There was one night where it poured and the streets of Thies literally became rivers (I'm NOT exaggerating). Oh adventures of Senegal... I returned to the center and bathed in Hibiclense, convinced that if I didn't, I would get creeping eruption (google it). Speaking of diseases, the leprolis came back =(. The dermatologist said that it is microbial eczema and to prevent it, I should wear pants, long sleeve shirts, and shoes (HA! not going to happen). Anyways, it's gone now and hopefully it never comes back.
English Camp
After IST, we had English camps! The US Embassy sponsors a number of English camps in Dakar, Thies, and Fattick. I was assigned Thies and it was a blast! Mika and I had a group of 15 kids that are in the equivalent of 8th grade. Basically we played icebreakers all week and had Olympics. It was summer camp where the goal is to practice English. The most difficult part was getting the kids to not speak Wolof. They understood most of what we said, but they refused to speak. Frustrating! Other than that, we danced and sang, and had a good time.
Dakar
"Dakar is a magical land." - Meera. This is not an exaggeration when you've been living in village for two months. Friday night, we went to the American club for Trivia night! My team won the tequila round and continued to win that night (yay!). This means we get the honor of hosting next month. The next day, the girls went to breakfast in preparation of shopping day! I had a cappuccino and was reminded how much I miss real coffee (sigh). Shopping in Dakar was highly amusing. I bought Gucci Flora perfume from a street vendor for $3 USD (probably fake, but it smells like the real thing). The best part is bargaining with people. It's expected and fun to see what outrageous price they throw at you. At every vendor, I asked them if they spoke Pulaar. Dakar sees so many tourists that people really responded when you spoke to them in one of the local languages.
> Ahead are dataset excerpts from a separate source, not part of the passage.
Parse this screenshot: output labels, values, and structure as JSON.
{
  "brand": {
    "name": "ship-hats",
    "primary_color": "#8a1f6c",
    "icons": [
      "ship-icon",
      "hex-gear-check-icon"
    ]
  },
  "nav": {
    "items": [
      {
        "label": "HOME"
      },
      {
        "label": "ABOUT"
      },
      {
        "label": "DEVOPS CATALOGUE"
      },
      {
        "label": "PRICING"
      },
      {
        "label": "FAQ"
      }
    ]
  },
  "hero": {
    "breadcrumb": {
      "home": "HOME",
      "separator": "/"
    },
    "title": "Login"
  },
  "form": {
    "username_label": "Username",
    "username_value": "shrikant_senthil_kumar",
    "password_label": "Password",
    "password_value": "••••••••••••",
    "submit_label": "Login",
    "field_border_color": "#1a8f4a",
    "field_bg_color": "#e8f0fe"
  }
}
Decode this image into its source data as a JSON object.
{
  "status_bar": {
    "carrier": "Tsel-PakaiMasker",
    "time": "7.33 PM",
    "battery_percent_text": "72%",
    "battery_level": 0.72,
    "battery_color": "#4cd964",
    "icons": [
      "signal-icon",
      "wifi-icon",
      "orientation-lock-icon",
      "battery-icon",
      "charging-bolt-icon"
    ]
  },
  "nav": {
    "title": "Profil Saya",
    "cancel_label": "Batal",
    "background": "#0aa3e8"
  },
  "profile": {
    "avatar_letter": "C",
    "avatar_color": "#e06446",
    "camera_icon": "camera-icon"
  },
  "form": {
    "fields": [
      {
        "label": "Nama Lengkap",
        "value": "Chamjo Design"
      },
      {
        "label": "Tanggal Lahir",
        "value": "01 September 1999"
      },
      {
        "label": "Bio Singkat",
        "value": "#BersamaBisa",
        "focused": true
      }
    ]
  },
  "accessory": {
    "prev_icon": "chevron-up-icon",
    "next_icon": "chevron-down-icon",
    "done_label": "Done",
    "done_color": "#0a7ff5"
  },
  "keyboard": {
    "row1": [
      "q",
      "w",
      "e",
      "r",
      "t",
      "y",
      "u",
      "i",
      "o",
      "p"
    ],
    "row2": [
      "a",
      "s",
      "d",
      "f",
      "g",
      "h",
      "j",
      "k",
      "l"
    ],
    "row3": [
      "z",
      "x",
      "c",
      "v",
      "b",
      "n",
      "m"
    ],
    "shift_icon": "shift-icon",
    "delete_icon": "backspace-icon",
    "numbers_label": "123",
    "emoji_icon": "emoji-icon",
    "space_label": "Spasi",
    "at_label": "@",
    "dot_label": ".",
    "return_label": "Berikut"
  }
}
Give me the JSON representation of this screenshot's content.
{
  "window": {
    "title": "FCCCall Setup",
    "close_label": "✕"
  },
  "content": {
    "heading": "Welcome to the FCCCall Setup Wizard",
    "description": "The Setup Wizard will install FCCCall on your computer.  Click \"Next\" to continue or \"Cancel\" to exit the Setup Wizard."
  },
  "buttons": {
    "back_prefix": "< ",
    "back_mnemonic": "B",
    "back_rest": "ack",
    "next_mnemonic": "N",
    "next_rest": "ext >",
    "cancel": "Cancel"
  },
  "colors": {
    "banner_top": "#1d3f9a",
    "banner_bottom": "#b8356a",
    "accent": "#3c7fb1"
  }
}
Even if the vendor himself didn't speak Pulaar, he would summon one of his friends to talk to us. Thanks to this tactic, I was able to successfully talk down the price of a belt from 6 mille to 1 mille (victory!).
We then continued on to the Fukigai, an open air thrift market. If you are patient and willing to shift through mountains of clothes, you can find some real treasures. I found a French Connection Dress in my size, which I purchased for $2 USD (among other items). I love this city! That night, after a delicious dinner of pesto gnocchi and veggies, we (as in half of PC Senegal) went to Kreul Graoul, a dance party that occurs once a month. I miss going dancing and this was a perfect remedy.
The next day we lounged by the pool followed by dinner at a chinese restaurant! I miss Chinese food, and they had some of my favorites. It was hilarious- the owners were Chinese and spoke mainly Mandarin, so my friend Maddy and I ordered for the group. We forgot so much of our Chinese. We stumbled through and had difficulty remembering words for certain foods. It all worked out in the end and we went home happy.
I had my follow up dermatologist appointment (which is why I was in Dakar) and then I had to say goodbye to my site mate who is returning to America. It was sad, but I'm excited for her!
Phew...I really am in Africa, even though it didn't feel like it these past three weeks. I'm definitely ready to get back to village though, I miss them lots!